Brasil isenta tarifa de importação de 750 mil toneladas de trigo por ano

Medida concretiza um compromisso assumido pelo país junto à OMC

São Paulo | Reuters

O Brasil implementou uma cota de importação de 750 mil toneladas de trigo por ano sem tarifas, em medida que valerá por prazo indeterminado, informou o Ministério da Agricultura nesta quarta-feira (6).

A cota concretiza um compromisso assumido pelo país junto à OMC (Organização Mundial do Comércio).

A implementação da cota foi aprovada em uma reunião do Comitê Executivo de Gestão da Camex (Câmara de Comércio Exterior) realizada na terça-feira, segundo nota do ministério.

Plantações de trigo na China, no distrito de Jiaxiang
Plantações de trigo na China, no distrito de Jiaxiang - Guo Xulei - 23.set.2019/Xinhua

A pasta acrescentou que as importações de todos os países serão beneficiadas com a cota, exceto as provenientes de nações com as quais o Brasil possui acordo de livre-comércio para o produto –como a Argentina, principal fornecedora do cereal para o Brasil, que é isenta de tarifas por compor o Mercosul.

De acordo com previsões da Abitrigo (Associação Brasileira da Indústria do Trigo), que já esperava a cota em vigor em 2020, a medida pode beneficiar especialmente o grão dos Estados Unidos, Canadá e Rússia.

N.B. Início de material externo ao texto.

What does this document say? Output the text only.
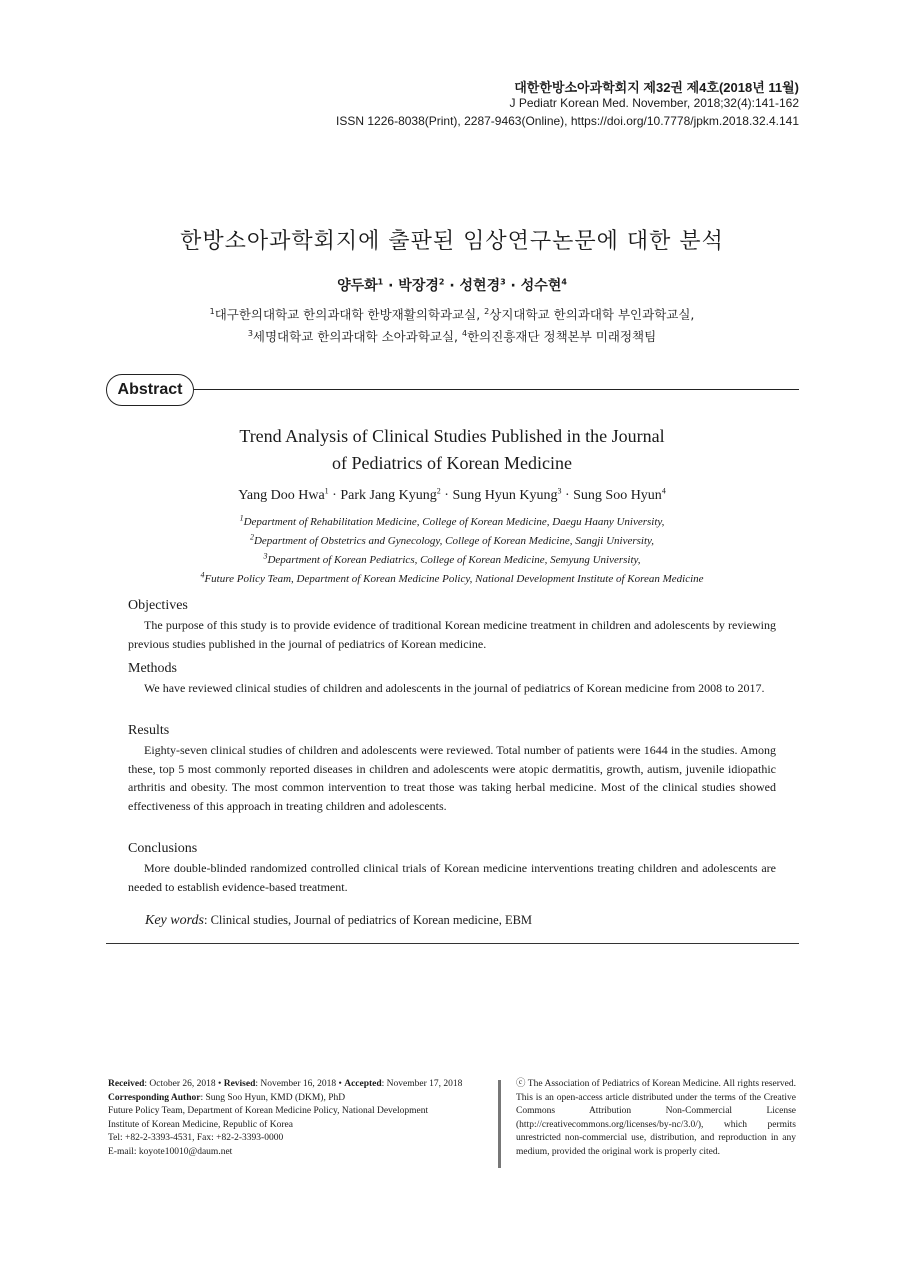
대한한방소아과학회지 제32권 제4호(2018년 11월)
J Pediatr Korean Med. November, 2018;32(4):141-162
ISSN 1226-8038(Print), 2287-9463(Online), https://doi.org/10.7778/jpkm.2018.32.4.141
한방소아과학회지에 출판된 임상연구논문에 대한 분석
양두화$^1$ · 박장경$^2$ · 성현경$^3$ · 성수현$^4$
$^1$대구한의대학교 한의과대학 한방재활의학과교실, $^2$상지대학교 한의과대학 부인과학교실,
$^3$세명대학교 한의과대학 소아과학교실, $^4$한의진흥재단 정책본부 미래정책팀
Abstract
Trend Analysis of Clinical Studies Published in the Journal
of Pediatrics of Korean Medicine
Yang Doo Hwa$^1$ · Park Jang Kyung$^2$ · Sung Hyun Kyung$^3$ · Sung Soo Hyun$^4$
$^1$Department of Rehabilitation Medicine, College of Korean Medicine, Daegu Haany University,
$^2$Department of Obstetrics and Gynecology, College of Korean Medicine, Sangji University,
$^3$Department of Korean Pediatrics, College of Korean Medicine, Semyung University,
$^4$Future Policy Team, Department of Korean Medicine Policy, National Development Institute of Korean Medicine
Objectives
The purpose of this study is to provide evidence of traditional Korean medicine treatment in children and adolescents by reviewing previous studies published in the journal of pediatrics of Korean medicine.
Methods
We have reviewed clinical studies of children and adolescents in the journal of pediatrics of Korean medicine from 2008 to 2017.
Results
Eighty-seven clinical studies of children and adolescents were reviewed. Total number of patients were 1644 in the studies. Among these, top 5 most commonly reported diseases in children and adolescents were atopic dermatitis, growth, autism, juvenile idiopathic arthritis and obesity. The most common intervention to treat those was taking herbal medicine. Most of the clinical studies showed effectiveness of this approach in treating children and adolescents.
Conclusions
More double-blinded randomized controlled clinical trials of Korean medicine interventions treating children and adolescents are needed to establish evidence-based treatment.
Key words: Clinical studies, Journal of pediatrics of Korean medicine, EBM
Received: October 26, 2018 • Revised: November 16, 2018 • Accepted: November 17, 2018
Corresponding Author: Sung Soo Hyun, KMD (DKM), PhD
Future Policy Team, Department of Korean Medicine Policy, National Development
Institute of Korean Medicine, Republic of Korea
Tel: +82-2-3393-4531, Fax: +82-2-3393-0000
E-mail: koyote10010@daum.net
ⓒ The Association of Pediatrics of Korean Medicine. All rights reserved. This is an open-access article distributed under the terms of the Creative Commons Attribution Non-Commercial License (http://creativecommons.org/licenses/by-nc/3.0/), which permits unrestricted non-commercial use, distribution, and reproduction in any medium, provided the original work is properly cited.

Em março, em visita à Casa Branca, o presidente Jair Bolsonaro acertou com Donald Trump que o Brasil permitiria a importação de até 750 mil toneladas de trigo dos EUA com tarifa zero.

A medida seria um dos esforços que o Brasil vem fazendo para conseguir a reabertura do mercado americano para as carnes brasileiras—um esforço que sempre encontrou resistência dos produtores americanos de proteína animal.

Os EUA suspenderam a compra de carne bovina in natura do Brasil em meados de 2017, na esteira da operação Carne Fraca, que revelou um esquema de adulteração do produto vendido no mercado interno e externo com atestados de qualidade obtidos mediante corrupção de funcionários do governo. 

Conforme a Folha informou na segunda-feira (4), o governo americano negou a abertura de seu mercado para a carne bovina in natura do Brasil, após uma inspeção técnica liderada pelo Departamento de Agricultura no Brasil.